Like most, I was perplexed when Michael Bay revealed the subtitle of his latest opus, “Transformers 3.” “Dark of the Moon”? Really? Shouldn’t the word “side” be in there somewhere?
However, after sitting through this monstrosity, I think I understand the reasoning. The audience was in the dark throughout the entirety of this bloated abhorrence because the plot, as is to be expected from Bay at this point, makes absolutely no sense.
The movie begins with a recreation of the moon landing. After Neil Armstrong delivers his famous line, the cameras go dark and the astronauts begin their real mission: something something giant robots.
Of course, this all proves the moon landing was fake, since here we are a half-century later with nary a giant anthropomorphic robot. So even though Bay continues to wreak a path of destruction through Hasbro’s most successful license, at least we can give him credit for providing additional conspiracy fodder. Wait…
Suddenly, with a cut so drastic it gives the audience whiplash, the film cuts to something just as astronomical, namely, an ass.

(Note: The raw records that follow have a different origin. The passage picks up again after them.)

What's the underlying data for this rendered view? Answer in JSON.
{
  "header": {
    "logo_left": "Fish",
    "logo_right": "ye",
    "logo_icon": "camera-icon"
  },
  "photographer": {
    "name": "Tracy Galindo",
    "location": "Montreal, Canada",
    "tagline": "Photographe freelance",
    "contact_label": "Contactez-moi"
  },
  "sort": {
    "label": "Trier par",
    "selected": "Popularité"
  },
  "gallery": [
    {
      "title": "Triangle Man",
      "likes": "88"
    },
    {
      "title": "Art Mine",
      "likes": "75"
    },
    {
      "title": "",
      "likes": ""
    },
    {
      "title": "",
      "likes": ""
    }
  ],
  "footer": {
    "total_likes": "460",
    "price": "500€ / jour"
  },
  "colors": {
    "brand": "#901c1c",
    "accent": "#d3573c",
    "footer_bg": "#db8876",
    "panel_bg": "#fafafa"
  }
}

The ass belongs to Rosie Huntington-Whitely, the Victoria’s Secret model with no previous acting experience who replaced Megan Fox as Sam Witwicky’s (Shia LaBeouf) new love interest. This scene doesn’t have quite the Hitchcock-esque subtlety of Transformers 2, which introduced Megan Fox straddling a motorcycle and taking her pants off, but it gets the point across just as effectively.
This is not to demean good ole-fashioned fan service. After all, I’ve always advocated that “Transformers” could be drastically improved by showing nothing but robots fighting interspersed with scenes of attractive women in various stages of undress. But unfortunately, such service comes with a price. Namely, Shia LaBeouf.
Some have called LaBeouf the anchor that weighs down the franchise, but that’s simply not true. Orlando Bloom was an anchor in “Pirates of the Caribbean,” Hallie Berry was an anchor in “X-Men.” LaBeouf is the cinematic equivalent of the torpedo that struck the RMS Lusitania.
Despite living in a Washington, D.C., apartment so lush it would make a sitcom writer blush, Witwicky believes his life to be less than subpar. He goes to great lengths to ensure the audience understands his pain, the pain one can only know from banging a lingerie model every night and having friends throw job offers at you faster than John Malkovich throws his career away by appearing in this film.
Which brings us to the biggest problem with this film, one that has dogged the series since its inception: the human characters. No one goes to see a ‘Transformers” film for the human characters. Oh sure, some might go to squee over LaBeouf or to see certain parts of Fox, but there’s not a single filmgoer who cares one bit about whether or not Witwicky gets a job when they could be watching giant robots fight.
Yet it is the human interactions that dominate “Transformers 3.”
The graphics, as are to be expected from a Bay film, are absolutely stunning. But even these are nearly ruined by two things: one, the lack of appropriate differentiation between the Transformers and two, the camera perspective. Other than the fact that the Autobots have blue eyes and the Decepticons have red ones, there is no way to distinguish the robots from each other. And it’s impossible to identify with a character when you can’t, you know, identify the character.
Going into this film, the question was not if it would be bad, but if it would be as bad as “Transformers 2: Revenge of the Fallen.” That answer, unfortunately, is yes. Not because “Transformers 3” is any more annoying, insulting or head-achingly stupid than its predecessor, but because it still had the potential to be a somewhat decent popcorn flick. The last scene takes Bay’s penchant for wanton destruction to awe-inspiring levels, and provides the thrilling climax absent in previous installments. But with characters more shallow than a Tucson wash and a bloated runtime that rivals “Lord of the Rings,” “Transformers 3: Dark of the Moon” is nowhere near worth the aggravation.
You may not be able to transform, but feel free to transport yourself into a car and speed away from the theater as fast as you can.